Katie Hopkins caused outrage earlier this week by proclaiming proudly that she only took two or three weeks of maternity leave for each of her children.  She was arguing against the “Mumsnet mafia” that maternity rights are robbing women of power in the workplace.

Now, I’m not a fan of Hopkins, and I can’t help thinking that she deliberately picks a point to argue that she knows will be contentious to garner herself as much attention as she can.  But, I think it’s an interesting argument to be had.

Women have been fighting for better rights in the workplace for generations now.  Some of these rights are about childcare and maternity leave, and it’s great that these women are being heard.  I don’t want to go back to the days where women automatically lost their jobs when they married as the next step would be babies.  I think that excluding working mothers from an organisation (either deliberately, or by not having family-friendly policies in place) is a huge mistake for any organisation.

But, not all women are going to be mothers.  And continually emphasising women’s rights as mothers in the workplace, could actually be working against equality.  Alan Sugar caused anger, quite rightly, when he declared himself to be suspicious of hiring women of child-bearing age as it could mean he’d have to pay for maternity leave.  He argued that he should be able to ask women about their plans.  And this is why Nick Clegg’s plans to share parental leave equally between parents is so important.  The arguments against this centred around causing more administration for small businesses.  But lets be honest, we’re only talking about an extra hour or two here to check with other companies and fill out a form.  What the concern is actually is that male employees are about to become as unreliable as female employees.  Employers won’t be able to protect themselves from parental leave by discriminating against women.
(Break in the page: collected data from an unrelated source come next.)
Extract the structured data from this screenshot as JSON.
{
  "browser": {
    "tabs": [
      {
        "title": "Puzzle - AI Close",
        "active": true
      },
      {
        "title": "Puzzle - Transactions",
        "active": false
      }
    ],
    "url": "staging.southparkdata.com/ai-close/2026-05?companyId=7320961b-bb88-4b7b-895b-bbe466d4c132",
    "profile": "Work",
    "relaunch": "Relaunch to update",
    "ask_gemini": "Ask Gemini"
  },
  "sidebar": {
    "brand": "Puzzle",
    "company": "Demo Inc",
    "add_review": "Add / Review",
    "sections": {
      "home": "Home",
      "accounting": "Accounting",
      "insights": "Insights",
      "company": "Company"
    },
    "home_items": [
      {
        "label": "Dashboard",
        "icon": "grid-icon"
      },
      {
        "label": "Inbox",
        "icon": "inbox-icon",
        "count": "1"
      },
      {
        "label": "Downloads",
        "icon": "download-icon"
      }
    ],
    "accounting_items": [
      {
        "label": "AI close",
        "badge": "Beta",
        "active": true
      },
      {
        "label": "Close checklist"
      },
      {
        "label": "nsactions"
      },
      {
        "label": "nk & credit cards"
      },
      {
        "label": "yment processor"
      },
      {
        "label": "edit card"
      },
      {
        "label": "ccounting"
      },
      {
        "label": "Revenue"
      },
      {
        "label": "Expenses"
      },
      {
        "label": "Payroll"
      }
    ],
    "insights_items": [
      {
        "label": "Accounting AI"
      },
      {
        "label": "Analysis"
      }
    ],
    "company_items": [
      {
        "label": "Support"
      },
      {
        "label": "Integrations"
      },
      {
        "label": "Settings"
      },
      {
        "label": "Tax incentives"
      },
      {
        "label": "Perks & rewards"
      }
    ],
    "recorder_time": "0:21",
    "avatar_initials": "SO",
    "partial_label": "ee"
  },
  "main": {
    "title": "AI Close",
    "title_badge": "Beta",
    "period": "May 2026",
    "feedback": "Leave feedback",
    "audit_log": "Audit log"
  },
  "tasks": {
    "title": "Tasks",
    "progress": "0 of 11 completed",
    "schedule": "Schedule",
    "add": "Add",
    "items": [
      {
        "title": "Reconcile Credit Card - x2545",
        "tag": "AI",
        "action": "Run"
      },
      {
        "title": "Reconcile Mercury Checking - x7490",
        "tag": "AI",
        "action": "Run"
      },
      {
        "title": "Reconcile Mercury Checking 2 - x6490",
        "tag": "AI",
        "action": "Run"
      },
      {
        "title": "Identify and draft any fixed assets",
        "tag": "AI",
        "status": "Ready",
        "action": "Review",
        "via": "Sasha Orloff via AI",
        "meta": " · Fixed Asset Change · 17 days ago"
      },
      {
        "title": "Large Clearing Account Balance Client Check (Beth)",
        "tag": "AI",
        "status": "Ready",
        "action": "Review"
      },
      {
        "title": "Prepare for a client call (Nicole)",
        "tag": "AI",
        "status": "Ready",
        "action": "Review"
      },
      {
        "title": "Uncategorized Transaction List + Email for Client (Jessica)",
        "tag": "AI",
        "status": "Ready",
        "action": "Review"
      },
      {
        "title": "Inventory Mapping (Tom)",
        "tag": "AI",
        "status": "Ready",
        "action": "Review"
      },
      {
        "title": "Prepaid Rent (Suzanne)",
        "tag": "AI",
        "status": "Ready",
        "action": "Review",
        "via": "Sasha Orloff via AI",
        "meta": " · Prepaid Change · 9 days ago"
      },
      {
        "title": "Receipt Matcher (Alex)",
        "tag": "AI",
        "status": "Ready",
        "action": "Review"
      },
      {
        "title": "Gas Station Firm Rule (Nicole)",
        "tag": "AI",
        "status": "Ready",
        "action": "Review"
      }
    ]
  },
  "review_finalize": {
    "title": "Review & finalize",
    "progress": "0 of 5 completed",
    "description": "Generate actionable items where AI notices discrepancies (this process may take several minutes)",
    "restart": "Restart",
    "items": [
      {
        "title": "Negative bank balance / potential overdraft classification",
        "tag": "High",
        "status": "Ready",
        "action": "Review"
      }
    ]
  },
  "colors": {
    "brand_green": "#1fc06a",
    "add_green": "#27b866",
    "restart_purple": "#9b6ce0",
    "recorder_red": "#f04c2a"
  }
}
And this is possibly the argument that Hopkins was trying to make (or perhaps that Daybreak producers were hoping she would make).  There is a current expectation that women will take a year off, possibly more than once, at some point in their twenties or thirties.  And like all generalisations it is really dangerous and unhelpful.  Some women will want to take off less time, perhaps handing full time caring duties over to their partner.  Some women won’t want to (or of course can’t) become parents.  And the current legislation, offering women a lot of protection, is viewed as a hardship by employers.

Changing the legislation away from it’s emphasis on women, towards an emphasis on parents is a great thing for women in the workplace.

So often, parental leave is seen as a women’s issue, as an important part of the feminist movement.  And while it’s an important issue for a huge number of women, and I’m glad that organisations like Mumsnet are so influential, there are also a lot of women fighting hard to not be seen as mothers.  And so I think it’s great that Daybreak featured two strands of feminist thought.  It’s just a shame one of them was Hopkins.